Exploration by Daniel Friedman, Halle Ritter, Orlando Torres & Kailin Xie.
Tech stack:
- Python
- Pandas
- Matplotlib
We wanted to look into MTA turnstile data and see patterns in ridership. We knew this would be a particularly challenging dataset to work with; there are many anomalies and issues with the physical turnstiles that caused the data to be much different than expected.
The data source for the initial data exploration was the MTA turnstile data available from http://web.mta.info/developers/turnstile.html . We drew data from October 2014 through October 2017, encompassing over 300 different subway stations initially with over 2000 turnstiles.

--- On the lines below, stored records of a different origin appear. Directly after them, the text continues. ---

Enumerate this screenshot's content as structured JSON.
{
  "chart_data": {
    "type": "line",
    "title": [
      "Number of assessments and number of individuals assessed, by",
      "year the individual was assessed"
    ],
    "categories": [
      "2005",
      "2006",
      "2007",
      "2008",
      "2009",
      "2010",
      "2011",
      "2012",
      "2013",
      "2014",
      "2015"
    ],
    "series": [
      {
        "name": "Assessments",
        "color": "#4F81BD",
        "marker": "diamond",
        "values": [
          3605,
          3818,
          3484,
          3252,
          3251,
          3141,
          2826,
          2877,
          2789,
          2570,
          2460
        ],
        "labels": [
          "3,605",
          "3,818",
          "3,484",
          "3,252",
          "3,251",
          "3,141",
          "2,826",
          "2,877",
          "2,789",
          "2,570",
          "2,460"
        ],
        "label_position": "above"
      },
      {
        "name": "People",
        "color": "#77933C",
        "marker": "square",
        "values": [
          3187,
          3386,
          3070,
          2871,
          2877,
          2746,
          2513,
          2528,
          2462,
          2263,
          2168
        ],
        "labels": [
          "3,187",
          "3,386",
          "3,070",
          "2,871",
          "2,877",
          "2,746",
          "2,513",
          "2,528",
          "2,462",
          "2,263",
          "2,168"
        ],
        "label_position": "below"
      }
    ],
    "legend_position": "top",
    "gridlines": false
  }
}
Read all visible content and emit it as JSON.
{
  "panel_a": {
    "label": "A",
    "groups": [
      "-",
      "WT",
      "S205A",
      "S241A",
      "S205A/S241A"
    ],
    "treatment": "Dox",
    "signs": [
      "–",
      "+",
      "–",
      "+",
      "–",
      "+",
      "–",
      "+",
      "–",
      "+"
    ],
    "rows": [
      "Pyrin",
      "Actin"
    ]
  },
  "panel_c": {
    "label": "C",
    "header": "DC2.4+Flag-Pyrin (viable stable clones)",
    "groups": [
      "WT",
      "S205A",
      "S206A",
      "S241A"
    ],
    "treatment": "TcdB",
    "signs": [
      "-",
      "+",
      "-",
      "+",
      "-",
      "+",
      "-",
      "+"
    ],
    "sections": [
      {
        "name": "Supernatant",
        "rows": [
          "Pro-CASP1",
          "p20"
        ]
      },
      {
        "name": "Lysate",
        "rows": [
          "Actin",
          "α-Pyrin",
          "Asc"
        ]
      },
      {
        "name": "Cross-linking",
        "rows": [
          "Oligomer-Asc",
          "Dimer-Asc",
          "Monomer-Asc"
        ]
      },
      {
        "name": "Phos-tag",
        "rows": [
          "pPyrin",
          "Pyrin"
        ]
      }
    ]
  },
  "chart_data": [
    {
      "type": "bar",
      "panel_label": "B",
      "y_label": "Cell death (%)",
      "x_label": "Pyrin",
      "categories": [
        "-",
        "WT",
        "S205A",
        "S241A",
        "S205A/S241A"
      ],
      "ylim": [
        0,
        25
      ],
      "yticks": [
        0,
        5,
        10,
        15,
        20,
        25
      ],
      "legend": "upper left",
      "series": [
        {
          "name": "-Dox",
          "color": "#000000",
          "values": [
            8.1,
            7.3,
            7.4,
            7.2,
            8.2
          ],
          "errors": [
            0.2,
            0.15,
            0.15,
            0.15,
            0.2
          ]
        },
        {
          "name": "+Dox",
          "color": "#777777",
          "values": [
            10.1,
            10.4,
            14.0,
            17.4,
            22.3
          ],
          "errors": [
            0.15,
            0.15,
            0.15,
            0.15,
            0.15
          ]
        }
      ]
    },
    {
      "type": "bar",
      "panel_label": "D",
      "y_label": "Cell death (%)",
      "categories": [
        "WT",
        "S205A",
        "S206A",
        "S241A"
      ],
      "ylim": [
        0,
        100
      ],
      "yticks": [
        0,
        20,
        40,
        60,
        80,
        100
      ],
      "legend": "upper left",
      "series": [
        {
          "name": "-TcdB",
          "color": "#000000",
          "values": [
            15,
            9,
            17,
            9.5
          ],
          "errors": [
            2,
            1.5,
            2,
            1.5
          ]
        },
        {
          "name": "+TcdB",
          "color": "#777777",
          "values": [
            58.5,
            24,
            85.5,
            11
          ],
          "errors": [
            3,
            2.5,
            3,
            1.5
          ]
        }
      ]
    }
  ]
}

The initial format of the data reported subway entrances and exits as a running total over four-hour windows, per station, per day, per individual turnstile. We took five one-week slices of all the records - roughly equally spaced over 3 years. We turned the running total into a per-day total by turnstile, and then summed the turnstiles over each station. We then identified a few examples of stations with notable increasing or decreasing ridership trends, and presented them as time-series graphs. Only 189 stations for which data existed at all periods over our analysis are mentioned in our analysis.
Stations with Declining Ridership from October 2014 - October 2017
- Prospect Park
- Hoyt St.
- 79th St.
- 33rd St.
Stations with Increasing Ridership from October 2014 - October 2017
- Metropolitan Ave.
- Woodhaven Blvd.
- 36th St.
- 34th St. - Herald Sq.
While this was a fun data exploration, I don't think we'll be diving any deeper into this dataset.